Luxury giants including LVMH, Kering (EPA:PRTP), Pernod Ricard (EPA:PERP) and Hermes International (OTC:HESAF) climbed between 2.5% and 3.5%. A report said Kering was in advanced discussions to buy fashion brand Tom Ford.
Among other stocks, manufacturer Andritz surged 9.2% to the top of the STOXX 600, as its quarterly sales and profit rose significantly.

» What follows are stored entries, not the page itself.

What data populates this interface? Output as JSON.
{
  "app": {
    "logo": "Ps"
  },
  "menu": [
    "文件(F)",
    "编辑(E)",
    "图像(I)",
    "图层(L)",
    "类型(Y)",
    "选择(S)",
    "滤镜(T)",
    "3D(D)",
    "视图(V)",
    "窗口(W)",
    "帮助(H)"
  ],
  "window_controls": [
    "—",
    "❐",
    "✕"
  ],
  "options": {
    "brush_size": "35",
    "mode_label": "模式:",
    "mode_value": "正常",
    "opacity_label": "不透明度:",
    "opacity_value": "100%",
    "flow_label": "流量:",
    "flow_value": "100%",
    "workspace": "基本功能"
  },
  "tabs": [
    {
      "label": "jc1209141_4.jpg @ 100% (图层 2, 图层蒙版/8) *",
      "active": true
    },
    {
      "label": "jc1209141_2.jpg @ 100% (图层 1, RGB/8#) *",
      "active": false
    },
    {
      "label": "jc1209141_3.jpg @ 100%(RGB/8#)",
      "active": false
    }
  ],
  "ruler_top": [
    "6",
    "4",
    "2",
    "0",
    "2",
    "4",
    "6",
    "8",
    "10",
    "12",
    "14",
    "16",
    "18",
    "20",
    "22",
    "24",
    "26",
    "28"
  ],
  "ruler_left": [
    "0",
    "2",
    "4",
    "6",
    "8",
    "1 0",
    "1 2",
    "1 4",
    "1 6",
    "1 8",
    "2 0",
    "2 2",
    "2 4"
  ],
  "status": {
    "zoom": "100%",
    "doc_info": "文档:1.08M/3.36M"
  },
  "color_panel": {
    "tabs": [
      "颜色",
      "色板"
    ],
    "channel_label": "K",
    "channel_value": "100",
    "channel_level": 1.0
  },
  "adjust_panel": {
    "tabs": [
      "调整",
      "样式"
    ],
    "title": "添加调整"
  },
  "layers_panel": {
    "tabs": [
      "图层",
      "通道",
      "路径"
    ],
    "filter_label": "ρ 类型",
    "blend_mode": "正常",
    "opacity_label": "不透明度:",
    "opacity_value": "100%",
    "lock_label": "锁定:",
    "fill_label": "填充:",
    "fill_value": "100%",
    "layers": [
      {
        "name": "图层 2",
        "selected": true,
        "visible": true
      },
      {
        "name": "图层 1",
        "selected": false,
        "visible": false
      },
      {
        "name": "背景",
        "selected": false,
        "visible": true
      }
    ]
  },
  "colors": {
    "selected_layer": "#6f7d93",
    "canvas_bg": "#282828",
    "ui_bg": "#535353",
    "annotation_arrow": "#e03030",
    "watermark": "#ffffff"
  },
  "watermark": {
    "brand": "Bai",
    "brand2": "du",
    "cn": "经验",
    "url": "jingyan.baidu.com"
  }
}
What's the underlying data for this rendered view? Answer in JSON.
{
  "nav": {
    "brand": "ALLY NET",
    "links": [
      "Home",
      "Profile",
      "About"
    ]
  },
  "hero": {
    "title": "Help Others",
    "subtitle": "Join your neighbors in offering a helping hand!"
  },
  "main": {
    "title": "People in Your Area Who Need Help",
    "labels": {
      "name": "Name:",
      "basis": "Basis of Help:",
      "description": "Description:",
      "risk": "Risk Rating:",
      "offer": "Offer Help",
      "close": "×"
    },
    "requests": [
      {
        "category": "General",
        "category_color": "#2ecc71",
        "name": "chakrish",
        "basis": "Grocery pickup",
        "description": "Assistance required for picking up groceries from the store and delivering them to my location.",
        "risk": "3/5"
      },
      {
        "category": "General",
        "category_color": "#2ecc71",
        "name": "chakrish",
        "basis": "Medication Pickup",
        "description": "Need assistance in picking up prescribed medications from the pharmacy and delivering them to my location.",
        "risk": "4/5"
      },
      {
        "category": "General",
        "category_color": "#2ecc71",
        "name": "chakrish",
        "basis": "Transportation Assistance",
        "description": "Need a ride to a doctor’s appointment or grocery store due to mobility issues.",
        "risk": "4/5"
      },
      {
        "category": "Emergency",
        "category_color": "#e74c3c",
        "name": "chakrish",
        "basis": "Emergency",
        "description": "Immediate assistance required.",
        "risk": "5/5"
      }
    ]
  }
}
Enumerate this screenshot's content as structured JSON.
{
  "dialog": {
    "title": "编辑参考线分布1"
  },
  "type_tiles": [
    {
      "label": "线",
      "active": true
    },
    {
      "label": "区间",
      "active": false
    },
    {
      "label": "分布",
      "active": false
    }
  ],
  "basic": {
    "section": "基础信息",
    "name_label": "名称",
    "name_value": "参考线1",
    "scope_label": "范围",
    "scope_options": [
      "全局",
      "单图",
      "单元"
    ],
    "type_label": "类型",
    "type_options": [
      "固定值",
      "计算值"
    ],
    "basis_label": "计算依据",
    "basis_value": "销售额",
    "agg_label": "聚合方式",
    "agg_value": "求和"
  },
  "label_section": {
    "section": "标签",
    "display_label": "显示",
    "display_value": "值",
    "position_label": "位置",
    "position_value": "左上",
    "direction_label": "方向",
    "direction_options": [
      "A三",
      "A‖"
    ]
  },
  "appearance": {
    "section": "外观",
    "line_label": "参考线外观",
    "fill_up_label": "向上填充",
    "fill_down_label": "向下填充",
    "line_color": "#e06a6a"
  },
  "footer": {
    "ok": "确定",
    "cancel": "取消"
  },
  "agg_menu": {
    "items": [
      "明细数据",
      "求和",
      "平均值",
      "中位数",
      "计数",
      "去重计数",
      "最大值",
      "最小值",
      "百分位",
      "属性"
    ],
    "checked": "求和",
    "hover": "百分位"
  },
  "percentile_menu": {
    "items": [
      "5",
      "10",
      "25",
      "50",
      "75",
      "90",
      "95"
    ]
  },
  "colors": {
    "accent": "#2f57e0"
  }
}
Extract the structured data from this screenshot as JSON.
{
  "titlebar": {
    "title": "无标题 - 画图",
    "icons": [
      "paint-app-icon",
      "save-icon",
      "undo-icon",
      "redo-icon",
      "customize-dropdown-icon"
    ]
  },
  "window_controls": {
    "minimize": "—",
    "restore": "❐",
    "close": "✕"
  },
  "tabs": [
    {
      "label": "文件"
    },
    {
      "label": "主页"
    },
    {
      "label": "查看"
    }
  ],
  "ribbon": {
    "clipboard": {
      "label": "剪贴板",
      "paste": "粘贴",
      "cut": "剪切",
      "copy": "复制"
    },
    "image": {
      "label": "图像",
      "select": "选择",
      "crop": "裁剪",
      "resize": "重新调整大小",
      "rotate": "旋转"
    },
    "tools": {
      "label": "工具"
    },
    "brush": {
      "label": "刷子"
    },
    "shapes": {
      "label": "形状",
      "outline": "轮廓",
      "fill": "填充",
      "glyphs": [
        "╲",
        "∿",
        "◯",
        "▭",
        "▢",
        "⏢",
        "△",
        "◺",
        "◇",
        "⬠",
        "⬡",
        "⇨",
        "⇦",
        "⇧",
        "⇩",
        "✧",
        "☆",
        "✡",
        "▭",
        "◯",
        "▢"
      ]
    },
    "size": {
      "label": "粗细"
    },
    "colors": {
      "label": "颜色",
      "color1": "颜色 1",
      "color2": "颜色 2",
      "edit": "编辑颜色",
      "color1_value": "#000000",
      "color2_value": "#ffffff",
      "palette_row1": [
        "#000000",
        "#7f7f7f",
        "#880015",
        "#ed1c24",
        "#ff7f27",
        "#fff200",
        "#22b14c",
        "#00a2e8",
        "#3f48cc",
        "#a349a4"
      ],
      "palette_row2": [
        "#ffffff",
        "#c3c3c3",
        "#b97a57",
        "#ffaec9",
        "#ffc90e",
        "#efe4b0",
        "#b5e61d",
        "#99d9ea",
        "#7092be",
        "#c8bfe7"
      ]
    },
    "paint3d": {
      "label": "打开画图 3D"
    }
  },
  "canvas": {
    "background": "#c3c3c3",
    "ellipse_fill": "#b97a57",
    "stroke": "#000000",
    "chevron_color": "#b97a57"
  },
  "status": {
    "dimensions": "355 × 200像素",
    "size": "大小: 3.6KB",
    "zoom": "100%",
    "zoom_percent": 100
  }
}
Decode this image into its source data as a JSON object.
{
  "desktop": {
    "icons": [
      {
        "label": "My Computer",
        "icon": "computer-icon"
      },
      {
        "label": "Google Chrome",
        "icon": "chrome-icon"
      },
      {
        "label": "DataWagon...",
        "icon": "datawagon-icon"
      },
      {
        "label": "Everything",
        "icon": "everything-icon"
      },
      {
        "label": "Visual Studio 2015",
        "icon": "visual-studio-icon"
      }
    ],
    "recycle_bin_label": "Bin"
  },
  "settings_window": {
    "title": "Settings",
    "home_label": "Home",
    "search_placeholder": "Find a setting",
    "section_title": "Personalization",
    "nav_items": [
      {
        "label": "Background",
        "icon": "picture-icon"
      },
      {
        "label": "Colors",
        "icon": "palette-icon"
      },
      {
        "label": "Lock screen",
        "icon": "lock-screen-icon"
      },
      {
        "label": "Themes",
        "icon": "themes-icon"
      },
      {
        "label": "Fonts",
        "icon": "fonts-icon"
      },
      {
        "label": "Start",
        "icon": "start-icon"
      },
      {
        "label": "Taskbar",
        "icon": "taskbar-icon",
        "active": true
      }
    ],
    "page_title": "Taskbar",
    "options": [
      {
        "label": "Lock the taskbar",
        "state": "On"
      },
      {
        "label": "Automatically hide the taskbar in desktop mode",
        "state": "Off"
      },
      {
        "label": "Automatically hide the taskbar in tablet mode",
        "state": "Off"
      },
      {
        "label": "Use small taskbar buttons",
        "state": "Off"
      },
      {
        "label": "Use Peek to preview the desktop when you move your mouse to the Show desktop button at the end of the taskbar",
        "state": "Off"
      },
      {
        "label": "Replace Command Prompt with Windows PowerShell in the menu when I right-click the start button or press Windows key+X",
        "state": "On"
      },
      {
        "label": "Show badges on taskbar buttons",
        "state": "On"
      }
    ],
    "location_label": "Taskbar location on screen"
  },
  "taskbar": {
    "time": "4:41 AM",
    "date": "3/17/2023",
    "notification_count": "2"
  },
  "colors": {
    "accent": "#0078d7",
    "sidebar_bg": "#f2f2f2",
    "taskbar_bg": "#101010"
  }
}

Societe Generale (OTC:SCGLY) jumped 5.9% after posting a higher-than-expected net income, while shares in Monte dei Paschi di Siena plunged 18.4% after the bank completed a 2.5-billion-euro ($2.4 billion) capital raise. The STOXX 600 bounced off one-week lows triggered by hawkish commentary from the U.S. Federal Reserve and the Bank of England, ahead of data which will likely show the smallest U.S. job additions in nearly two years in October, with a small increase in unemployment rate.Data so far indicates that the euro zone is heading towards a winter recession, with the European Central Bank (ECB) showing no signs of tempering its aggressive policy tightening cycle in its fight against record high inflation.
Euro zone business activity contracted last month at the fastest pace since late 2020 as high inflation and fears of an intensifying energy crisis hit demand, according to a survey.